Николай Иванович заметил, что мизантропия вообще свойственна всякой глубокой мысли о человеке, и процитировал Альберти: «Есть ли животное более злобное и настолько же ненавидимое всеми остальными, как человек?»

Для меня Альберти был гуманистом и архитектором эпохи Возрождения, упомянутым среди прочих имен в университетском учебнике, а для Николая Ивановича – фигурой трагической, мыслителем, скептически относившимся к попыткам обожествления человека, которые предпринимались его современниками: «По мнению Альберти, мысль о том, что homines hominum causa natos esse – люди сотворены для людей, привела бы в восторг самого дьявола».

Потом он с грустью заговорил о том, что невозможно построить рай на земле, в непреображенном мире, и предположил, что Хрущев руководствовался именно этой пессимистической логикой, когда убирал из программных документов КПСС идею мировой революции и диктатуры пролетариата.
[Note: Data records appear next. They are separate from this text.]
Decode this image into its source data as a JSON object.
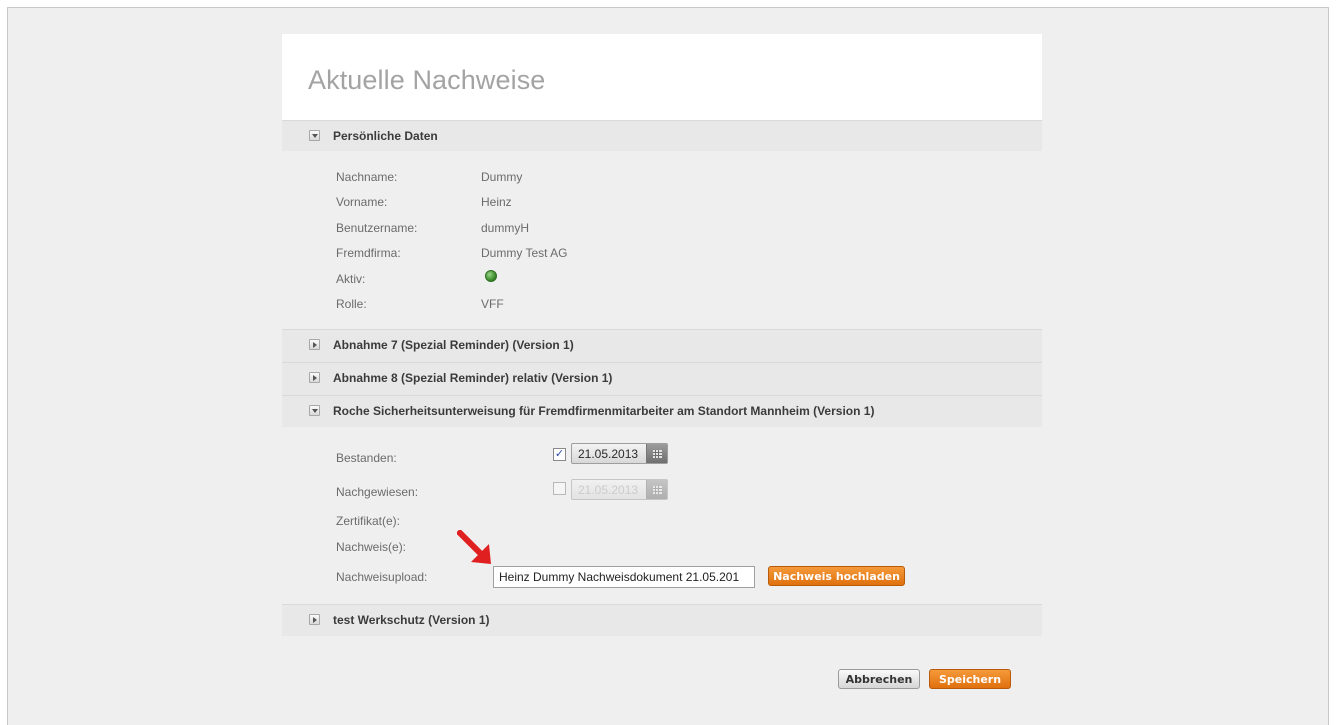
{
  "page": {
    "title": "Aktuelle Nachweise"
  },
  "sections": {
    "personal": {
      "label": "Persönliche Daten",
      "fields": [
        {
          "key": "Nachname:",
          "value": "Dummy"
        },
        {
          "key": "Vorname:",
          "value": "Heinz"
        },
        {
          "key": "Benutzername:",
          "value": "dummyH"
        },
        {
          "key": "Fremdfirma:",
          "value": "Dummy Test AG"
        },
        {
          "key": "Aktiv:",
          "value": ""
        },
        {
          "key": "Rolle:",
          "value": "VFF"
        }
      ],
      "active_color": "#3d8f2d"
    },
    "abnahme7": {
      "label": "Abnahme 7 (Spezial Reminder) (Version 1)"
    },
    "abnahme8": {
      "label": "Abnahme 8 (Spezial Reminder) relativ (Version 1)"
    },
    "roche": {
      "label": "Roche Sicherheitsunterweisung für Fremdfirmenmitarbeiter am Standort Mannheim (Version 1)",
      "bestanden": {
        "label": "Bestanden:",
        "checked": true,
        "date": "21.05.2013"
      },
      "nachgewiesen": {
        "label": "Nachgewiesen:",
        "checked": false,
        "date": "21.05.2013"
      },
      "zertifikat_label": "Zertifikat(e):",
      "nachweis_label": "Nachweis(e):",
      "upload": {
        "label": "Nachweisupload:",
        "value": "Heinz Dummy Nachweisdokument 21.05.201",
        "button": "Nachweis hochladen"
      }
    },
    "werkschutz": {
      "label": "test Werkschutz (Version 1)"
    }
  },
  "footer": {
    "cancel": "Abbrechen",
    "save": "Speichern"
  },
  "colors": {
    "accent": "#e8801f",
    "arrow": "#e02020"
  }
}
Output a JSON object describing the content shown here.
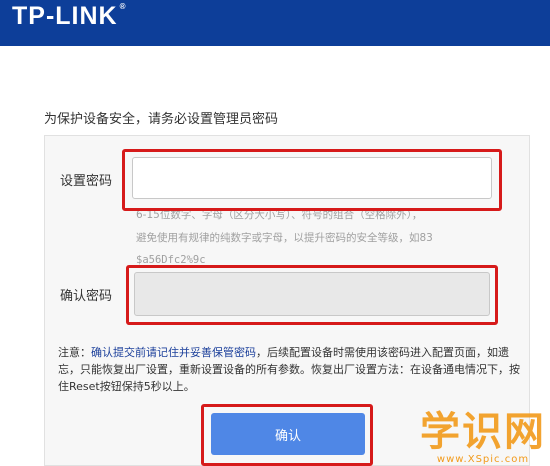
{
  "header": {
    "logo_text": "TP-LINK",
    "logo_mark": "®"
  },
  "intro_text": "为保护设备安全，请务必设置管理员密码",
  "form": {
    "password_label": "设置密码",
    "password_value": "",
    "hint_lines": [
      "6-15位数字、字母（区分大小写）、符号的组合（空格除外），",
      "避免使用有规律的纯数字或字母，以提升密码的安全等级，如83",
      "$a56Dfc2%9c"
    ],
    "confirm_label": "确认密码",
    "confirm_value": ""
  },
  "notice": {
    "prefix": "注意：",
    "highlight": "确认提交前请记住并妥善保管密码",
    "rest": "，后续配置设备时需使用该密码进入配置页面，如遗忘，只能恢复出厂设置，重新设置设备的所有参数。恢复出厂设置方法：在设备通电情况下，按住Reset按钮保持5秒以上。"
  },
  "confirm_button": "确认",
  "watermark": {
    "big": "学识网",
    "small": "www.XSpic.com"
  },
  "colors": {
    "header": "#0d3e99",
    "button": "#4f87e6",
    "annotation": "#d61a1a",
    "watermark": "#f29a1a"
  }
}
По словам Головина, именно тогда, в конце пятидесятых – начале шестидесятых, стало окончательно ясно, что у Советского Союза не хватит сил, чтобы построить коммунизм во всем мире. А в отдельно взятой стране это невозможно, с горечью резюмировал Николай Иванович. Коммунизм с божественным ликом пал до социализма с человеческим лицом, утверждающим все ту же дьявольскую идею – homines hominum causa natos esse. И заметьте, продолжал Головин, именно тогда, в начале шестидесятых, из литературной фантастики ушло будущее, ушла мечта – остались монстры да фига в кармане. Русские новаторы смирились с правдой простого человека, с правдой обывателя, и что ж, эта правда в самом деле заслуживает уважения: чтобы жить и воспроизводить жизнь изо дня в день, обывателю нужна опора, а революционный порыв, революционный пожар и поток, понятно, опорой служить не могут, да и потока-то давно нет – так, болото, реализм без берегов. Мы должны понять этого самого обывателя в том, в чем он сам себя не понимает, но что осуществляет на практике, воспроизводя условия общественного бытия, а не разрушая их. Обыватель не может смириться с тем, что сущность общественного бытия сводится к некоей объективной силе, складывающейся из произвольных актов людей и безразличной к требованиям ума и сердца простого человека. Обыватель не может смириться с роковой свободой в духе Ницше, он не может смириться с бездомностью…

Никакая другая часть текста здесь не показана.